The clause provides that a National Convention shall be held for the ratification of the candidate with the highest number of votes.

The amendment followed a motion for its re-commital to the Committee of the Whole, which was sponsored by the Senate Leader, Mr Yahaya Abdullahi.

In his presentation, the lawmaker noted that the rationale for Mr Buhari withholding assent bordered on his observation in Clause 84.

President Buhari in the letter dated December 13, 2021, and addressed to Mr Lawan had explained that his decision to withhold assent to the electoral bill was informed by advice from relevant Ministries, Departments and Agencies of Government after a thorough review.

According to the President, signing the bill into law would have serious adverse legal, financial, economic and security consequences on the country, particularly in view of Nigeria’s peculiarities.

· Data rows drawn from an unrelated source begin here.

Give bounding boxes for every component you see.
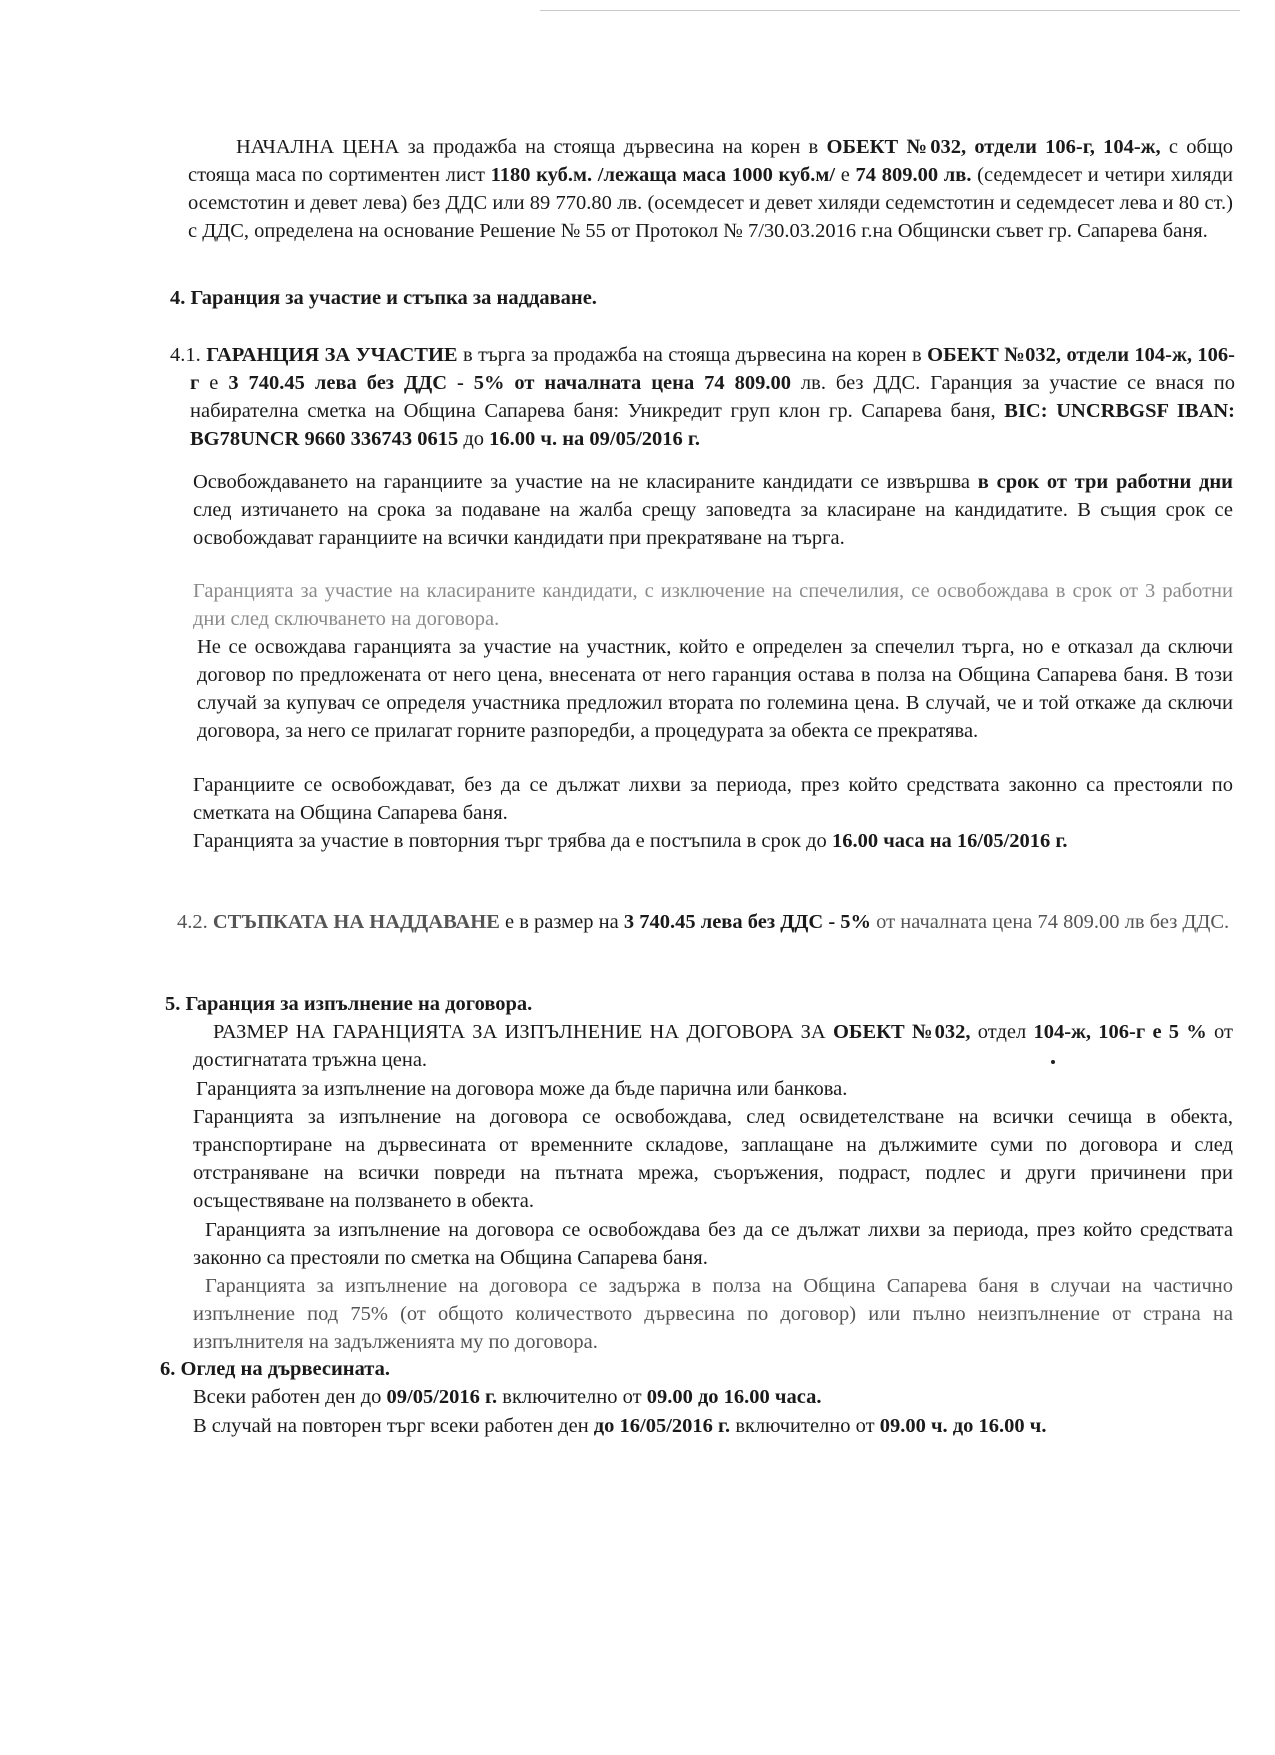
p6a-text-c: включително от bbox=[497, 1386, 647, 1408]
scan-edge-line bbox=[540, 10, 1240, 11]
release-text-a: Освобождаването на гаранциите за участие на не класираните кандидати се извършва bbox=[193, 471, 978, 493]
ranked-candidates-paragraph bbox=[193, 577, 1233, 633]
section-4-1-title: ГАРАНЦИЯ ЗА УЧАСТИЕ bbox=[206, 344, 458, 366]
s41-deadline: 16.00 ч. на 09/05/2016 г. bbox=[489, 428, 701, 450]
price-object: ОБЕКТ №032, отдели 106-г, 104-ж, bbox=[826, 136, 1161, 158]
guarantee-release-text: Гаранцията за изпълнение на договора се освобождава, след освидетелстване на всички сечища в обекта, транспортиране на дървесината от временните складове, заплащане на дължимите суми по договора и след отстраняване на всички повреди на пътната мрежа, съоръжения, подраст, подлес и други причинени при осъществяване на ползването в обекта. bbox=[193, 1106, 1233, 1212]
section-4-title: 4. Гаранция за участие и стъпка за наддаване. bbox=[170, 287, 597, 309]
s5-object: ОБЕКТ №032, bbox=[832, 1021, 971, 1043]
section-4-2-number: 4.2. bbox=[177, 911, 208, 933]
section-5-heading bbox=[165, 990, 1225, 1018]
guarantee-type-text: Гаранцията за изпълнение на договора може да бъде парична или банкова. bbox=[196, 1078, 848, 1100]
section-6-title: 6. Оглед на дървесината. bbox=[160, 1358, 391, 1380]
p6b-text-a: В случай на повторен търг всеки работен ден bbox=[193, 1415, 594, 1437]
s41-text-e: лв. без ДДС. Гаранция за участие се внася по набирателна сметка на Община Сапарева баня: Уникредит груп клон гр. Сапарева баня, bbox=[190, 372, 1236, 422]
release-term: в срок от три работни дни bbox=[977, 471, 1233, 493]
s41-text-c: е bbox=[199, 372, 229, 394]
s5-text-a: РАЗМЕР НА ГАРАНЦИЯТА ЗА ИЗПЪЛНЕНИЕ НА ДОГОВОРА ЗА bbox=[213, 1021, 833, 1043]
p6a-hours: 09.00 до 16.00 часа. bbox=[646, 1386, 822, 1408]
guarantee-type-paragraph bbox=[196, 1075, 1233, 1103]
price-text-e: е bbox=[835, 164, 856, 186]
price-text-a: НАЧАЛНА ЦЕНА за продажба на стояща дървесина на корен в bbox=[236, 136, 827, 158]
section-5-size-paragraph bbox=[193, 1018, 1233, 1074]
initial-price-paragraph bbox=[188, 133, 1233, 245]
repeat-auction-paragraph bbox=[193, 827, 1093, 855]
guarantee-release-paragraph bbox=[193, 1103, 1233, 1215]
section-4-heading bbox=[170, 284, 1230, 312]
price-text-c: с общо стояща маса по сортиментен лист bbox=[188, 136, 1233, 186]
guarantee-retain-text: Гаранцията за изпълнение на договора се задържа в полза на Община Сапарева баня в случаи на частично изпълнение под 75% (от общото количеството дървесина по договор) или пълно неизпълнение от страна на изпълнителя на задълженията му по договора. bbox=[193, 1275, 1233, 1353]
not-released-text: Не се освождава гаранцията за участие на участник, който е определен за спечелил търга, но е отказал да сключи договор по предложената от него цена, внесената от него гаранция остава в полза на Община Сапарева баня. В този случай за купувач се определя участника предложил втората по големина цена. В случай, че и той откаже да сключи договора, за него се прилагат горните разпоредби, а процедурата за обекта се прекратява. bbox=[197, 636, 1233, 742]
s5-text-c: отдел bbox=[970, 1021, 1034, 1043]
section-4-2-paragraph bbox=[177, 908, 1233, 936]
guarantee-retain-paragraph bbox=[193, 1272, 1233, 1356]
s41-bank-codes: BIC: UNCRBGSF IBAN: BG78UNCR 9660 336743 0615 bbox=[190, 400, 1236, 450]
price-volume: 1180 куб.м. /лежаща маса 1000 куб.м/ bbox=[490, 164, 836, 186]
not-released-paragraph bbox=[197, 633, 1233, 745]
price-amount: 74 809.00 лв. bbox=[855, 164, 972, 186]
s42-text-c: от началната цена 74 809.00 лв без ДДС. bbox=[871, 911, 1230, 933]
p6b-date: до 16/05/2016 г. bbox=[593, 1415, 731, 1437]
guarantee-interest-paragraph bbox=[193, 1216, 1233, 1272]
section-4-1-paragraph bbox=[170, 341, 1236, 453]
p6b-text-c: включително от bbox=[730, 1415, 880, 1437]
s41-text-a: в търга за продажба на стояща дървесина на корен в bbox=[457, 344, 928, 366]
s41-amount: 3 740.45 лева без ДДС - 5% от началната цена 74 809.00 bbox=[228, 372, 791, 394]
p6b-hours: 09.00 ч. до 16.00 ч. bbox=[879, 1415, 1047, 1437]
guarantee-interest-text: Гаранцията за изпълнение на договора се освобождава без да се дължат лихви за периода, през който средствата законно са престояли по сметка на Община Сапарева баня. bbox=[193, 1219, 1233, 1269]
repeat-text-a: Гаранцията за участие в повторния търг трябва да е постъпила в срок до bbox=[193, 830, 832, 852]
release-text-c: след изтичането на срока за подаване на жалба срещу заповедта за класиране на кандидатите. В същия срок се освобождават гаранциите на всички кандидати при прекратяване на търга. bbox=[193, 499, 1233, 549]
s5-percent: 104-ж, 106-г е 5 % bbox=[1033, 1021, 1207, 1043]
s41-text-g: до bbox=[458, 428, 490, 450]
inspection-line-2 bbox=[193, 1412, 1233, 1440]
inspection-line-1 bbox=[193, 1383, 1233, 1411]
section-4-2-title: СТЪПКАТА НА НАДДАВАНЕ bbox=[212, 911, 500, 933]
no-interest-paragraph bbox=[193, 771, 1233, 827]
ranked-text: Гаранцията за участие на класираните кандидати, с изключение на спечелилия, се освобождава в срок от 3 работни дни след сключването на договора. bbox=[193, 580, 1233, 630]
repeat-deadline: 16.00 часа на 16/05/2016 г. bbox=[831, 830, 1068, 852]
price-text-g: (седемдесет и четири хиляди осемстотин и девет лева) без ДДС или 89 770.80 лв. (осемдесет и девет хиляди седемстотин и седемдесет лева и 80 ст.) с ДДС, определена на основание Решение № 55 от Протокол № 7/30.03.2016 г.на Общински съвет гр. Сапарева баня. bbox=[188, 164, 1233, 242]
p6a-text-a: Всеки работен ден до bbox=[193, 1386, 387, 1408]
stray-dot bbox=[1051, 1060, 1055, 1064]
release-paragraph bbox=[193, 468, 1233, 552]
s42-amount: 3 740.45 лева без ДДС - 5% bbox=[623, 911, 872, 933]
section-5-title: 5. Гаранция за изпълнение на договора. bbox=[165, 993, 533, 1015]
section-4-1-number: 4.1. bbox=[170, 344, 201, 366]
p6a-date: 09/05/2016 г. bbox=[386, 1386, 498, 1408]
s5-text-e: от достигнатата тръжна цена. bbox=[193, 1021, 1233, 1071]
s41-object: ОБЕКТ №032, отдели 104-ж, 106-г bbox=[190, 344, 1236, 394]
no-interest-text: Гаранциите се освобождават, без да се дължат лихви за периода, през който средствата законно са престояли по сметката на Община Сапарева баня. bbox=[193, 774, 1233, 824]
s42-text-a: е в размер на bbox=[499, 911, 624, 933]
section-6-heading bbox=[160, 1355, 1220, 1383]
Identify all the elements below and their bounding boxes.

He added that it would also impact negatively on the rights of citizens to participate in government as constitutionally ensured.

Mr Abdullahi, however, explained that the motion for re-commital of the bill to the Committee on the Whole was against the backdrop of the “need to address the observation by Mr President C-in-C and make necessary amendment in accordance with Order 87(c) of the Senate Standing Orders, 2022 (as amended); and relying on order 1(b) and 52(6) of the Senate Standing Orders, 2022 (as amended).”

Accordingly, the chamber rescinded its decision on the affected clause of the bill as passed and recommitted same to the Committee of the Whole for consideration and passage.